You can fit distributions to forecast charts, a feature that is similar to distribution fitting for assumptions (described in Fitting Distributions to Data).
You can fit distributions to forecasts two ways:
You can choose Forecast, then Fit Probability Distribution in the forecast chart menubar to do a quick fit with the default or currently selected distributions and ranking method. You can also use this command to switch off distribution fitting that is set with either the Forecast menu or Preferences menu.
You can choose Preferences, then Forecast, then Forecast Window in the forecast chart menubar to specify particular distributions and to choose a fit ranking method.

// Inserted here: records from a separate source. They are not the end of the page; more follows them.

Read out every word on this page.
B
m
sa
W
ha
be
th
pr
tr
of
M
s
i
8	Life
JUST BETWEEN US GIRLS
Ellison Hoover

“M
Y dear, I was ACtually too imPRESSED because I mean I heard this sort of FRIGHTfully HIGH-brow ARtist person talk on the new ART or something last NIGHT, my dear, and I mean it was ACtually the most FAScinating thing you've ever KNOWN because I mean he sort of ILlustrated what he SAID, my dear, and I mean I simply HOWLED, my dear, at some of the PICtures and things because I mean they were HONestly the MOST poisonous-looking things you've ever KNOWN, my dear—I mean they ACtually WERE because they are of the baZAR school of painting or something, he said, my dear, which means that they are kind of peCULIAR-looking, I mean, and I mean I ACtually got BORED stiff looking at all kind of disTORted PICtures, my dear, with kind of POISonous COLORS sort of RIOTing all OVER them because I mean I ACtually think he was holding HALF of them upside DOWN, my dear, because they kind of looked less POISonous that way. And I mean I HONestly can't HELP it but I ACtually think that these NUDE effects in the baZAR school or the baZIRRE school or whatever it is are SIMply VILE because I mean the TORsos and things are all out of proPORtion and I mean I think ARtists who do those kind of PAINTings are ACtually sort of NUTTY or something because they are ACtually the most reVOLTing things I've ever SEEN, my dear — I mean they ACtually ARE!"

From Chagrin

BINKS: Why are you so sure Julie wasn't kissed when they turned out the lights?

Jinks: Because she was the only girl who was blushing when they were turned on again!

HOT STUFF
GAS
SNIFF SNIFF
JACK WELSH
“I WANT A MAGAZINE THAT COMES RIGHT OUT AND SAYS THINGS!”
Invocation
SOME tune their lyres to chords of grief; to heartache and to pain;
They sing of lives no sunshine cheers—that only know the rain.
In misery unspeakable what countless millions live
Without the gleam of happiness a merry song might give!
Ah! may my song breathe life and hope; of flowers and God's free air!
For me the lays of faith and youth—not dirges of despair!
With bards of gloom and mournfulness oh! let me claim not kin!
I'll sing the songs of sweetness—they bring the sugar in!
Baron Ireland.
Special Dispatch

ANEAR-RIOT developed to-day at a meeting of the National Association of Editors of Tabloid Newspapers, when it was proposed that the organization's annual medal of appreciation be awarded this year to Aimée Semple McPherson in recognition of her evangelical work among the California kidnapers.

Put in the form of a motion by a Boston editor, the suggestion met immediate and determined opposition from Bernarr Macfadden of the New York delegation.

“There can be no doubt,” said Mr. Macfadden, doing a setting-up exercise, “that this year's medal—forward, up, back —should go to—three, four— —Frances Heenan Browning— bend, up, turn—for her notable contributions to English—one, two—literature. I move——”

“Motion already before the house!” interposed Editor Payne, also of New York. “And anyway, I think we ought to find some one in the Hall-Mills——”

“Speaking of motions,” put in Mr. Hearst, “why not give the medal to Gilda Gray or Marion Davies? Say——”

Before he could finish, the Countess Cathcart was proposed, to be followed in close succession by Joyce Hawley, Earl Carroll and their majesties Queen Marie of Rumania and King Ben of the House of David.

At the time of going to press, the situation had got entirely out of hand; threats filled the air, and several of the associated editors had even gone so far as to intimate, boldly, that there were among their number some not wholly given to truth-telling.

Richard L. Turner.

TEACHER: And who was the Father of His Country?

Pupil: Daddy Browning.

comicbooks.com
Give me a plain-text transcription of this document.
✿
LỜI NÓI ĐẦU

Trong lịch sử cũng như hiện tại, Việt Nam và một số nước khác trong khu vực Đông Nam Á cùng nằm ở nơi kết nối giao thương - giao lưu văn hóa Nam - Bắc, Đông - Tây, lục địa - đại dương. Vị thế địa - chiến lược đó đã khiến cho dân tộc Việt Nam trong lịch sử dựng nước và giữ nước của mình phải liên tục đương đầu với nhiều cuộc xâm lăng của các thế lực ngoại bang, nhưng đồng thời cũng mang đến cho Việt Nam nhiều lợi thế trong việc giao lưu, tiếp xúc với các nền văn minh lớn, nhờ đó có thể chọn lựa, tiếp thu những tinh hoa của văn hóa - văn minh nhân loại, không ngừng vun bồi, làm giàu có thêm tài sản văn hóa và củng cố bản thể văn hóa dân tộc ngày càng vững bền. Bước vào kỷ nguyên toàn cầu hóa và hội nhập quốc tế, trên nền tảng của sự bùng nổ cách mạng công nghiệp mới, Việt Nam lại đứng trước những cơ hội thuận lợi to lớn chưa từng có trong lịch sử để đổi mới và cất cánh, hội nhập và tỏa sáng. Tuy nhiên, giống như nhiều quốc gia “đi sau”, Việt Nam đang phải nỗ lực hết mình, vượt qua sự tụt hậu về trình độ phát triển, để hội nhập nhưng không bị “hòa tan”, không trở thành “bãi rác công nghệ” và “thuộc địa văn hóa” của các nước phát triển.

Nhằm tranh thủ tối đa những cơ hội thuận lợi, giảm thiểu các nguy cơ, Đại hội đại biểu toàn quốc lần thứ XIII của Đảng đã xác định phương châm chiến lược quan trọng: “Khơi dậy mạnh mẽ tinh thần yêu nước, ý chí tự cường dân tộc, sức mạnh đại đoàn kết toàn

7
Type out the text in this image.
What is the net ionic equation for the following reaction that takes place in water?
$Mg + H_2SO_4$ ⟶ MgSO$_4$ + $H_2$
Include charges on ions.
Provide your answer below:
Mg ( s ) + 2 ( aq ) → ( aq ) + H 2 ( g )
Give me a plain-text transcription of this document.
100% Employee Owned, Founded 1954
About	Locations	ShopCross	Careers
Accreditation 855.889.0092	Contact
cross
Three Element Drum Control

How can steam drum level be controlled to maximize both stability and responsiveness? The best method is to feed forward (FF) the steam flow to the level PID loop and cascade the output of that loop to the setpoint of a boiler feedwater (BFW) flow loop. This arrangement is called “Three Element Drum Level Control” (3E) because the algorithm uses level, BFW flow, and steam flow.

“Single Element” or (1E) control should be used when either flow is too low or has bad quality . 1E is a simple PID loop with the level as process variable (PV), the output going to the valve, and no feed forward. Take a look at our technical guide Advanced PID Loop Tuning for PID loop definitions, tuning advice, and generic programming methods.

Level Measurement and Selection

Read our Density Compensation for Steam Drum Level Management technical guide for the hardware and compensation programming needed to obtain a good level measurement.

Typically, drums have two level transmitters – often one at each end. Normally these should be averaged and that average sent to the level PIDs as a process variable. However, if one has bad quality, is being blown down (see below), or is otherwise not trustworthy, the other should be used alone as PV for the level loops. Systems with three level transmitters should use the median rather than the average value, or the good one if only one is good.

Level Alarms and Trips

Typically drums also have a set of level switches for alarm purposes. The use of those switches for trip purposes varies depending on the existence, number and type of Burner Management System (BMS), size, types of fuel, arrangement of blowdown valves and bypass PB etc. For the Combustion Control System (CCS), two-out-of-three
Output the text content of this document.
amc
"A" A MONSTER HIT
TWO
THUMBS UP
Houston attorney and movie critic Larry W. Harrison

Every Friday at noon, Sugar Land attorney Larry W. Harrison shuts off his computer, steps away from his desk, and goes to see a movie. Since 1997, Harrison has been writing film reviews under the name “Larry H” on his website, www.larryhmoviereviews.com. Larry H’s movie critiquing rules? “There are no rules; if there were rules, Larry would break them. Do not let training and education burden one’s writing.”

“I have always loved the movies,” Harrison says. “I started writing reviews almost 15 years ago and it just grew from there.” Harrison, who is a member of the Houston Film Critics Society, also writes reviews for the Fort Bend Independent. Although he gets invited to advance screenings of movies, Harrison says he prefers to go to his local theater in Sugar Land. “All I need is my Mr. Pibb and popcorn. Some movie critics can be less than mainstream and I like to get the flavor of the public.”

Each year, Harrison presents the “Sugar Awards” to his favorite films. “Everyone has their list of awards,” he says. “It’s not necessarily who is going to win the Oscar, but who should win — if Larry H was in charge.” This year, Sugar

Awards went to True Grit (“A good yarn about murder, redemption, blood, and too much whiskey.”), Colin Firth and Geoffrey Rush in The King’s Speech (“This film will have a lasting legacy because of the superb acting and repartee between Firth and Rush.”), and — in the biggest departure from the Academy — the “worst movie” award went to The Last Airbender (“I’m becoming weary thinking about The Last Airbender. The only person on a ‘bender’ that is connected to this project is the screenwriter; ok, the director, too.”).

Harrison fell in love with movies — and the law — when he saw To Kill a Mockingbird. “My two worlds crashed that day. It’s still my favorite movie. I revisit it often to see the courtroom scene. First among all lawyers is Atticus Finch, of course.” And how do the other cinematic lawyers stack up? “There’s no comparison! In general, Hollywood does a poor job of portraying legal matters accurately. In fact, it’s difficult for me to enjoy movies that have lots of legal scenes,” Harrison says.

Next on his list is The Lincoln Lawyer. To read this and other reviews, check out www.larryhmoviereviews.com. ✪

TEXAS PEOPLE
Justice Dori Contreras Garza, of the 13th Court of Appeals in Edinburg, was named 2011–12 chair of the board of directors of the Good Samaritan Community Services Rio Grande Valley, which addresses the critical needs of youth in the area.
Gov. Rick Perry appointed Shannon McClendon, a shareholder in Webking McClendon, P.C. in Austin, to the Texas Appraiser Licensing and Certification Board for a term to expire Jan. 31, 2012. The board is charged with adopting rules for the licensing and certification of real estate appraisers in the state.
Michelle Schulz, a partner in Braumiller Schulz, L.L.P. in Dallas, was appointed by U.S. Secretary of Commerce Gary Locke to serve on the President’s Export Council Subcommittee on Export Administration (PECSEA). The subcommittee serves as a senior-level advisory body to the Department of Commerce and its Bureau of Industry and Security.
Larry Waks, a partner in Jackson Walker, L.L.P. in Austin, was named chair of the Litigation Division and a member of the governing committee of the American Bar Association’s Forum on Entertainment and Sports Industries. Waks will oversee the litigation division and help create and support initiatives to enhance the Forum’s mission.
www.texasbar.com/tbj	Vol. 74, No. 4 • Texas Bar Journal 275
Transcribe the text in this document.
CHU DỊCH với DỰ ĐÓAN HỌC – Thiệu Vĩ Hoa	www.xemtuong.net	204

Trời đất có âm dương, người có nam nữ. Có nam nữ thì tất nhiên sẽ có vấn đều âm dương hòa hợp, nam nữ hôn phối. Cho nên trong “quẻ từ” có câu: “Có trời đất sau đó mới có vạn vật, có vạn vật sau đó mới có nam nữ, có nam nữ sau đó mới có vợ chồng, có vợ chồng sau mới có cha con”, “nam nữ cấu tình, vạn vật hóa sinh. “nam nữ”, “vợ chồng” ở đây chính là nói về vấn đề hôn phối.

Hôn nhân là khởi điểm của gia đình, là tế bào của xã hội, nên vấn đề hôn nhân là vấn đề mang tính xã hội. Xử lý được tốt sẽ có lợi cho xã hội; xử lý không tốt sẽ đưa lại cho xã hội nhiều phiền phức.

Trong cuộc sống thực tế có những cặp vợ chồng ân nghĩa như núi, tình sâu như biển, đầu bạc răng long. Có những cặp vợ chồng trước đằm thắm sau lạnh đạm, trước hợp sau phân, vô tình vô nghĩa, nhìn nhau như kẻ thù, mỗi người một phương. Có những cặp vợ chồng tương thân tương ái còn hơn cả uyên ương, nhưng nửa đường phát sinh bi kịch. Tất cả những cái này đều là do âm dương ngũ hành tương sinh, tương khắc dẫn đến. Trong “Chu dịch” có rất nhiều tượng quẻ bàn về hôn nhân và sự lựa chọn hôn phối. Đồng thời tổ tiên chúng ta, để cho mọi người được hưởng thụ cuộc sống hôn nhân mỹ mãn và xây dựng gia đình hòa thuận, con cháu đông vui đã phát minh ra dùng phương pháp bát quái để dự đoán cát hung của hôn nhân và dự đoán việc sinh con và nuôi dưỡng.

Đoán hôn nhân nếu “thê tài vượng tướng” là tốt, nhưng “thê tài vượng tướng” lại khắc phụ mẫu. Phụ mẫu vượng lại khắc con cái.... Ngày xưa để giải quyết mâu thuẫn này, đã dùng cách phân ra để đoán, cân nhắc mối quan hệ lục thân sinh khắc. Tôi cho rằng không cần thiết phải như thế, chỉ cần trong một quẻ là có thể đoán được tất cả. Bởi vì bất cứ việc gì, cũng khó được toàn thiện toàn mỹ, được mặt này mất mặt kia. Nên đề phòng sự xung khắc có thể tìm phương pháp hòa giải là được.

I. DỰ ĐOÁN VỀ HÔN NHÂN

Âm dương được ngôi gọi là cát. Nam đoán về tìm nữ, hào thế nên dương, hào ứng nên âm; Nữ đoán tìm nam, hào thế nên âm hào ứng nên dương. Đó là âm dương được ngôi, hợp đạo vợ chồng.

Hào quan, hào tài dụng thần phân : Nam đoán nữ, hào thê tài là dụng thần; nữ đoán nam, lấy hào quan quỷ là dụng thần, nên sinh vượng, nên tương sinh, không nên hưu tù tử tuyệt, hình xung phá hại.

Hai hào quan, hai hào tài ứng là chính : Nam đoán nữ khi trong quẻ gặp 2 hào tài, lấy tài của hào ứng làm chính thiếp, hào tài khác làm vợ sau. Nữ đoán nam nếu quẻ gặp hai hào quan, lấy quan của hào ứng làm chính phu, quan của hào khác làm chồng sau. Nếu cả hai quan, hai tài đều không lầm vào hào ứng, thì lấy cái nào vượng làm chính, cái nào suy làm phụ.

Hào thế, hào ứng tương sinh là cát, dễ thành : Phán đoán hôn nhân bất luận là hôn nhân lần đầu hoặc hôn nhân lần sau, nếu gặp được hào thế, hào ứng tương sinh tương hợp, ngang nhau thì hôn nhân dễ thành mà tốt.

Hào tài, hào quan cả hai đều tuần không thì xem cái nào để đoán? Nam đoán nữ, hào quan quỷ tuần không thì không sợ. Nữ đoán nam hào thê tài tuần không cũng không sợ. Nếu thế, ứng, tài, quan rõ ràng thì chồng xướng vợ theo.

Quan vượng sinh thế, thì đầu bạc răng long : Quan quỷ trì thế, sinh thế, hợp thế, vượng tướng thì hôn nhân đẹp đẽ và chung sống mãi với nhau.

Then, you can also change the fit options or use Apply To to set these preferences for other forecasts.
To fit a probability distribution to a forecast chart using the Preferences, then Forecast command:
In the forecast chart menubar, choose Preferences, then Forecast.
In the Forecast Window tab of the Forecast Preferences dialog, check Fit A Probability Distribution To The Forecast and click Fit Options.
Specify which distributions to fit:
AutoSelect performs a basic analysis of the data to choose a distribution fitting option and ranking method. If the data includes only integers, fitting to all discrete distributions (with the exception of Yes-No) is completed using the Chi-square ranking statistic choice.
All Continuous fits the data to all of the built-in continuous distributions (these distributions are displayed as solid shapes on the Distribution Gallery).
All Discrete fits to all discrete distributions except Yes-No.
Choose displays another dialog from which you can select a subset of the distributions to include in the fitting.
Specify how the distributions should be ranked. In ranking the distributions, you can use one of three standard goodness-of-fit tests:
Anderson-Darling — This method closely resembles the Kolmogorov-Smirnov method, except that it weights the differences between the two distributions at their tails greater than at their mid-ranges. This weighting of the tails helps to correct the Kolmogorov-Smirnov method’s tendency to over-emphasize discrepancies in the central region.
Chi-Square — This test is the oldest and most common of the goodness-of-fit tests. It gauges the general accuracy of the fit. The test breaks down the distribution into areas of equal probability and compares the data points within each area to the number of expected data points.
Kolmogorov-Smirnov — The result of this test is essentially the largest vertical distance between the two cumulative distributions.
The first setting, AutoSelect, enables Crystal Ball to choose the ranking statistic. If all data values are integers, Chi-square is chosen.
If you know location, shape, or other parameter values that might help create a more accurate fit with certain distributions, check Lock Parameters and enter appropriate values in the Lock Parameters dialog (Locking Parameters When Fitting Distributions).
By default, values for all appropriate ranking statistics are calculated but only values for the selected ranking statistic are displayed in Goodness Of Fit view. To show values for all three statistics, check Show All Goodness-of-fit Statistics at the bottom of the Distribution Options panel.
During a simulation, Crystal Ball disables distribution fitting on forecast charts and overlay charts after 1,000 trials and until the simulation stops to enhance performance. A final fit is performed at end of the simulation.